People are being very black and white on here and it’s too harsh and not real. I expect he does have real feelings for you but isn’t ready to leave his relationship for whatever reason. It doesn’t mean he doesn’t feel for you just that he’s not in a position to

Darkpheonix · 24/11/2021 21:43

@Writerkelly

People are being very black and white on here and it’s too harsh and not real. I expect he does have real feelings for you but isn’t ready to leave his relationship for whatever reason. It doesn’t mean he doesn’t feel for you just that he’s not in a position to
But it's is black and white. You don't reel someone in while you are in a relationship. You don't make them think you are going to be with then when you aren't.
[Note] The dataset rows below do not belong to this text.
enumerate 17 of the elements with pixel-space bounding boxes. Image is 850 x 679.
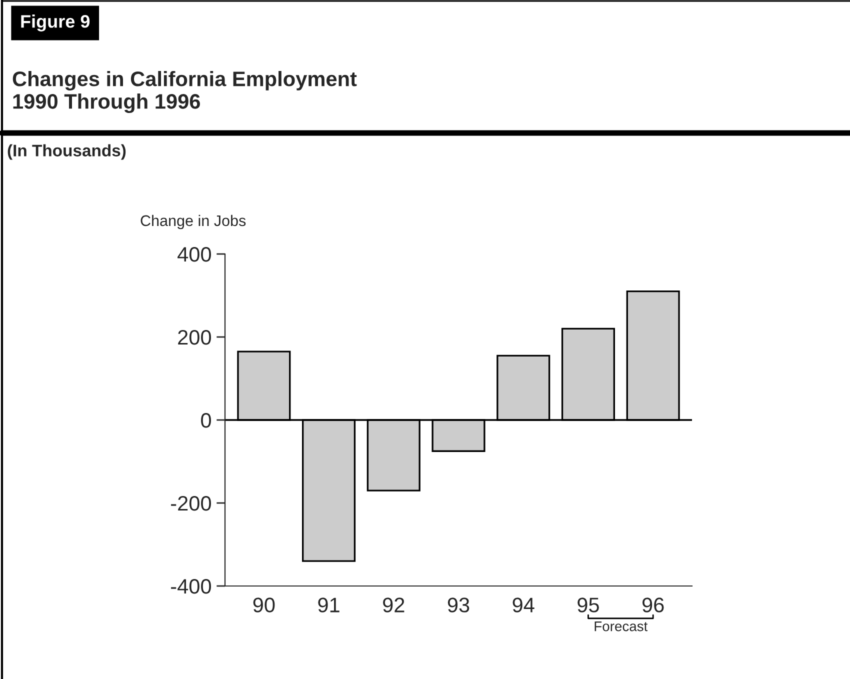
caption: Figure 9 — [21, 14, 90, 32]
y-tick-label: 200 — [178, 330, 211, 345]
x-tick-label: 91 — [318, 598, 340, 612]
y-tick-label: 400 — [178, 247, 211, 262]
x-tick-label: 90 — [253, 598, 275, 612]
x-tick-label: 95 — [578, 598, 599, 612]
x-tick-label: 96 — [642, 598, 664, 612]
y-tick-label: -400 — [171, 579, 211, 594]
y-tick-label: 0 — [201, 413, 211, 428]
y-tick-label: -200 — [171, 496, 211, 511]
x-tick-label: 92 — [383, 598, 404, 612]
text: Forecast — [594, 622, 648, 632]
x-tick-label: 93 — [448, 598, 470, 612]
text: (In Thousands) — [8, 144, 126, 160]
y-axis-title: Change in Jobs — [140, 214, 246, 230]
chart-title: Changes in California Employment 1990 Through 1996 — [12, 70, 357, 114]
x-tick-label: 94 — [512, 598, 534, 612]
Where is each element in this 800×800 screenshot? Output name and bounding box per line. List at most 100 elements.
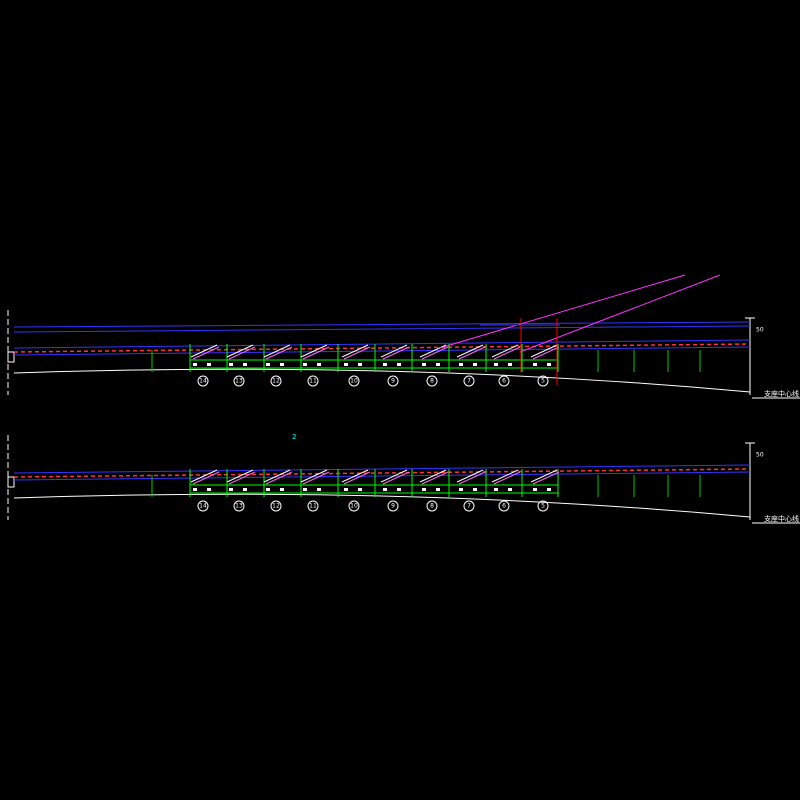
segment-label: 8 [430, 378, 434, 385]
tendon [190, 469, 218, 483]
anchor [193, 488, 197, 491]
label-circle [270, 500, 282, 512]
anchor [280, 363, 284, 366]
segment-label: 5 [541, 503, 545, 510]
label-circle [498, 375, 510, 387]
anchor [303, 488, 307, 491]
tendon [300, 469, 328, 483]
label-circle [348, 500, 360, 512]
side-label: 支座中心线 [764, 514, 799, 523]
anchor [266, 363, 270, 366]
deck-line [13, 339, 751, 349]
tendon [228, 346, 256, 360]
tendon [263, 469, 291, 483]
anchor [344, 363, 348, 366]
anchor [397, 488, 401, 491]
segment-label: 13 [235, 503, 243, 510]
label-circle [426, 375, 438, 387]
segment-label: 9 [391, 503, 395, 510]
segment-label: 10 [350, 378, 358, 385]
anchor [473, 488, 477, 491]
tendon [530, 344, 558, 358]
anchor [473, 363, 477, 366]
deck-line [13, 464, 751, 474]
segment-label: 10 [350, 503, 358, 510]
anchor [508, 363, 512, 366]
tendon [228, 471, 256, 485]
anchor [547, 363, 551, 366]
label-circle [197, 500, 209, 512]
dim-label: 50 [756, 327, 764, 334]
tendon [226, 344, 254, 358]
segment-label: 14 [199, 503, 207, 510]
anchor [358, 363, 362, 366]
anchor [207, 363, 211, 366]
anchor [317, 363, 321, 366]
segment-label: 6 [502, 378, 506, 385]
guide-line [519, 274, 721, 353]
tendon [456, 469, 484, 483]
deck-line [13, 471, 751, 481]
tendon [382, 471, 410, 485]
anchor [243, 488, 247, 491]
note: 2 [292, 433, 296, 441]
label-circle [233, 375, 245, 387]
tendon [419, 469, 447, 483]
segment-label: 12 [272, 503, 280, 510]
label-circle [498, 500, 510, 512]
anchor [383, 488, 387, 491]
tendon [341, 469, 369, 483]
anchor [397, 363, 401, 366]
end-block [7, 351, 15, 363]
tendon [265, 471, 293, 485]
anchor [303, 363, 307, 366]
tendon [380, 344, 408, 358]
center-line [13, 468, 751, 478]
anchor [383, 363, 387, 366]
label-circle [348, 375, 360, 387]
anchor [280, 488, 284, 491]
tendon [302, 346, 330, 360]
anchor [508, 488, 512, 491]
label-circle [463, 375, 475, 387]
segment-label: 6 [502, 503, 506, 510]
anchor [533, 363, 537, 366]
tendon [226, 469, 254, 483]
tendon [302, 471, 330, 485]
tendon [382, 346, 410, 360]
anchor [459, 488, 463, 491]
tendon [458, 471, 486, 485]
label-circle [387, 500, 399, 512]
anchor [494, 488, 498, 491]
tendon [190, 344, 218, 358]
tendon [341, 344, 369, 358]
segment-label: 12 [272, 378, 280, 385]
tendon [343, 471, 371, 485]
tendon [343, 346, 371, 360]
label-circle [197, 375, 209, 387]
segment-label: 7 [467, 503, 471, 510]
tendon [458, 346, 486, 360]
tendon [532, 471, 560, 485]
tendon [491, 469, 519, 483]
segment-label: 11 [309, 503, 317, 510]
anchor [229, 363, 233, 366]
anchor [207, 488, 211, 491]
anchor [422, 488, 426, 491]
anchor [436, 488, 440, 491]
label-circle [387, 375, 399, 387]
anchor [494, 363, 498, 366]
tendon [532, 346, 560, 360]
dim-label: 50 [756, 452, 764, 459]
segment-label: 9 [391, 378, 395, 385]
deck-line [13, 346, 751, 356]
tendon [263, 344, 291, 358]
deck-line [13, 321, 751, 328]
side-label: 支座中心线 [764, 389, 799, 398]
anchor [358, 488, 362, 491]
anchor [422, 363, 426, 366]
tendon [530, 469, 558, 483]
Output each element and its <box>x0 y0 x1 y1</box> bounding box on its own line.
Loads of people, me included, have developed feelings for someone while we are in a relationship. And plenty of us, do the right thing. In my case I cut contact as I wouldn't leave my dp for this person. I took time and realised I wanted to keep what I had.

I didn't tell the other person and future fake them until they were very invested and then turn round say 'actually, nah I am not going to leave....but I need you in my life, so we can still be friends'.

If you genuinely cared for someone you wouldn't fuck them around.